Hardware-Rooted Device Identity for IoT: Integrating Silicon PUFs and DICE in RISC-V Embedded Systems

The security of Internet of Things (IoT) and embedded systems critically depends on establishing trustworthy, unclonable device identities from the earliest boot stages. Conventional approaches often rely on externally stored secrets, which remain vulnerable to extraction and cloning, or heavyweight hardware modules, which are unsuitable for constrained platforms. In this work, we present a lightweight Hardware Root of Trust (HRoT) architecture that integrates silicon-based Physically Unclonable Functions (PUFs) with the Device Identifier Composition Engine (DICE) directly into the boot ROM of RISC-V embedded systems.

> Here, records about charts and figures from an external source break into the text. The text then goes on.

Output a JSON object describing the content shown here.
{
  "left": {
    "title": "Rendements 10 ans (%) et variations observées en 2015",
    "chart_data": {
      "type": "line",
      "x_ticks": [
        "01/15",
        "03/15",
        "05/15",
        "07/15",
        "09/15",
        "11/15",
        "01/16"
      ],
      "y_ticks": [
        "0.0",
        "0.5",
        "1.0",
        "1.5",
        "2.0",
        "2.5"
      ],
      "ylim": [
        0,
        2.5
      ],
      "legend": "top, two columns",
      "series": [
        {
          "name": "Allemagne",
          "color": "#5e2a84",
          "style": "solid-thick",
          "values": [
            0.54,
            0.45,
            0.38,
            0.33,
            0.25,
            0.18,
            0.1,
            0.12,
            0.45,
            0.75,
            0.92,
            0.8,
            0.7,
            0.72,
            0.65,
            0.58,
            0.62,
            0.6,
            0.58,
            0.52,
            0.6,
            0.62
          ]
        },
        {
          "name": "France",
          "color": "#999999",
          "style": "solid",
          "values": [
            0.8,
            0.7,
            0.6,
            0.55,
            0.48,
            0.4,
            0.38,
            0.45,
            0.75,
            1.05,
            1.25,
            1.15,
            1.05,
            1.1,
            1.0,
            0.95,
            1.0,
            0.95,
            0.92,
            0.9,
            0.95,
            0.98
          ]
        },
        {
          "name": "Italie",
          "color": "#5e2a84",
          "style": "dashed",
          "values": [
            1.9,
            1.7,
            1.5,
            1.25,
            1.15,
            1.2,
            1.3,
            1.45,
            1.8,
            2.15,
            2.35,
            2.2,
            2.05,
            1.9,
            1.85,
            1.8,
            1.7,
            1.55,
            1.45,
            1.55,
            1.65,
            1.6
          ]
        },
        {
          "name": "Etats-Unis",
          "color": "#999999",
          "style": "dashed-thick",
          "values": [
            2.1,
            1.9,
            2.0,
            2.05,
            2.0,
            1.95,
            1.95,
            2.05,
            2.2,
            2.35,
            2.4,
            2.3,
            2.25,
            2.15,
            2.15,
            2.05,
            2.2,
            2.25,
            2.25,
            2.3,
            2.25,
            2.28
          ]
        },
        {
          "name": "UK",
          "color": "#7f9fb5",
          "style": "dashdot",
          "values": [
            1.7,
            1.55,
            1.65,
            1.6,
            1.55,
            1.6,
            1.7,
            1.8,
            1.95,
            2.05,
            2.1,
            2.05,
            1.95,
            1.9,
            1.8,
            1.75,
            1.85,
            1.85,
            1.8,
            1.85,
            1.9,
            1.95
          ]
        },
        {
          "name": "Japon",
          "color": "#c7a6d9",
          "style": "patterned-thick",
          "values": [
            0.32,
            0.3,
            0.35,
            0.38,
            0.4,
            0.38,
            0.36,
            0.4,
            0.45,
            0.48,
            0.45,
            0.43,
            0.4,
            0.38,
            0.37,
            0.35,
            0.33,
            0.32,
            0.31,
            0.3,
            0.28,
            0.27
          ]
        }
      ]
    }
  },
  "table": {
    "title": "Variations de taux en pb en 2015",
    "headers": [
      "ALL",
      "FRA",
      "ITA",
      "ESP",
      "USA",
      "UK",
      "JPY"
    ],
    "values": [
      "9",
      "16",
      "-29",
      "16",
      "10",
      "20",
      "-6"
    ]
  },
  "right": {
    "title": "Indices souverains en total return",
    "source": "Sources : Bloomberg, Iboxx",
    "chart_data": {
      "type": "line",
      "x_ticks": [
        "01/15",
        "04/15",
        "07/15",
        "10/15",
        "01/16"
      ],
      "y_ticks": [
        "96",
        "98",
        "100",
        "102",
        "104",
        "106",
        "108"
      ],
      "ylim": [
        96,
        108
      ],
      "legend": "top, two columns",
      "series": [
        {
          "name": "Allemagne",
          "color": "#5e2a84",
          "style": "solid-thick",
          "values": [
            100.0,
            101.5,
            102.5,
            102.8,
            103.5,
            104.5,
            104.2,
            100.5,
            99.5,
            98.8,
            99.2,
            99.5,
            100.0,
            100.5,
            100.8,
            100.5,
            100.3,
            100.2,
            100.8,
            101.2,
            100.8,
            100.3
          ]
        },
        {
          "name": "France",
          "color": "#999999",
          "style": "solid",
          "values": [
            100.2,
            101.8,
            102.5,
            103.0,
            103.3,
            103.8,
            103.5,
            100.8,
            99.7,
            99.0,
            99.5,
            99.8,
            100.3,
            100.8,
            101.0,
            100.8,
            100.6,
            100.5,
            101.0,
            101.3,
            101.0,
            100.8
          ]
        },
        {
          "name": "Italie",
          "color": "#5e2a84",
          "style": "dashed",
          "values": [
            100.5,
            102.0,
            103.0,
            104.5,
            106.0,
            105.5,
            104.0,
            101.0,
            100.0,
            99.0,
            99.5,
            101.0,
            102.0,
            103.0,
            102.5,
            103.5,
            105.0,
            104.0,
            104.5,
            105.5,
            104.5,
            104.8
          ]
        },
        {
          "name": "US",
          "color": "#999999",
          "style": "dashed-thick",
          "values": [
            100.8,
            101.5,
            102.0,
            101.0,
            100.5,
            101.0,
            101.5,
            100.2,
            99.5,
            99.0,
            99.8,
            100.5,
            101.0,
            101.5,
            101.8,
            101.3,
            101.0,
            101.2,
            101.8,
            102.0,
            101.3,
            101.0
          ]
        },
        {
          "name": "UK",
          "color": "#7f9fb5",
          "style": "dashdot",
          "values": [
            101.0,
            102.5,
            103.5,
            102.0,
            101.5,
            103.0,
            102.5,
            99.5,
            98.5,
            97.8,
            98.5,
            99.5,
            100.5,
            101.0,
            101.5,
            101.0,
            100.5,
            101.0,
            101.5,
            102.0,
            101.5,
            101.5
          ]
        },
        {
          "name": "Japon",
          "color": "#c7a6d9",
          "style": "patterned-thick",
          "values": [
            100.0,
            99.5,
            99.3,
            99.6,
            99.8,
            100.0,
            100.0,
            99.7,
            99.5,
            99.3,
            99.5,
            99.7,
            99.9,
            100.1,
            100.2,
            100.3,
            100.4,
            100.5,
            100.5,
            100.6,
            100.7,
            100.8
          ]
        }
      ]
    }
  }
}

Unlike existing RoTs, our design eliminates the need for persistent key storage by generating manufacturer-unknown identities on demand, and it extends trust across the system through DICE-based layered attestation. We further introduce lifecycle-aware mechanisms for identity provisioning, renewal, and secure zeroization, ensuring long-term device trustworthiness. The proposed architecture is implemented and evaluated on the open-source SPIRS RISC-V platform, embedding hardware accelerators for cryptography and PUF-bound secrets. Experimental results demonstrate strong resistance against physical and software attacks, compliance with IEC 62443 SL2+ requirements, robust lifecycle support, and negligible performance overhead (<1\% increase in boot time). By bridging unclonable hardware identities with standardized attestation, this work establishes a scalable and interoperable foundation for secure authentication and continuous trust in IoT and embedded devices.